Dans une interview du JDD du 7 mars 2017, Denis Baupin s’exprime sur l’affaire de harcèlement sexuel dans laquelle il a été impliqué en mai dernier. L’enquête vient d’aboutir à un classement sans suite par effet de prescription.

Des faits susceptibles d’être qualifiés pénalement mais cependant prescrits

Selon le procureur de Paris, François Molins, c’est d’abord le caractère ancien des faits qui a entrainé le classement de la procédure.
Outre le nombre de plaignantes – plus d’une dizaine de femmes – le magistrat relève en effet la solidité des accusations appuyées sur des « déclarations mesurées, constantes et corroborées par des témoignages ».

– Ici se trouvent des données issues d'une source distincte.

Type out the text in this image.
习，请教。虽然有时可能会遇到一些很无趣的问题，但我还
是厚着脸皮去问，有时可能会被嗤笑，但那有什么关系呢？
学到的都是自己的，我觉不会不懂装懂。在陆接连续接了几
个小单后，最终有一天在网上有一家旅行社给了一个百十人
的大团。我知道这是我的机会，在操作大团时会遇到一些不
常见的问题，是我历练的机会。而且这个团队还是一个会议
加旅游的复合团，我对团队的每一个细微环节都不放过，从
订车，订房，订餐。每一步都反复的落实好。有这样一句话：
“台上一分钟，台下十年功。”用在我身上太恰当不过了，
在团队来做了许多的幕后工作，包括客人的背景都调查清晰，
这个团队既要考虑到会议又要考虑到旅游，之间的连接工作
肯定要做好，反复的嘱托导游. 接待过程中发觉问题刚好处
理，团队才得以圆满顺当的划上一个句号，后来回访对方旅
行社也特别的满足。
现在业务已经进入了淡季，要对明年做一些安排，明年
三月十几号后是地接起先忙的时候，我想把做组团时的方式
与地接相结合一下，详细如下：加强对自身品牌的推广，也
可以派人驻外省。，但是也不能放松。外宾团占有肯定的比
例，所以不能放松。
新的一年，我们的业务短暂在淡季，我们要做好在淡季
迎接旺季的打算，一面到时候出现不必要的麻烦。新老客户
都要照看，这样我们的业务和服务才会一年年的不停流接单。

Un parti différent des autres formations politiques

Souvent prompt à donner au monde des leçons de vertu, EELV devait être le parti du renouveau, rompant par ses pratiques avec les méthodes des autres formations politiques, alliées comme adversaires. L’affaire a toutefois mis au jour de curieux comportements au sein du parti écologiste, plus proches du sexisme ordinaire que du respect récemment célébré des droits de la femme.

Denis Baupin va porter plainte contre les plaignantes

En dépit de ce classement que certains qualifieraient de miraculeux, Denis Baupin, qui estime que cette affaire est le résultat d’un complot interne à EELV visant à le mettre hors du jeu politique, a l’intention de porter plainte pour « dénonciation calomnieuse » contre les femmes qui l’avaient accusé. Revenues de leur surprise, les intéressées attendent la suite sans trop d’inquiétude et s’en réjouissent même : «  il ne faut pas que ça retombe dans l’oubli  ».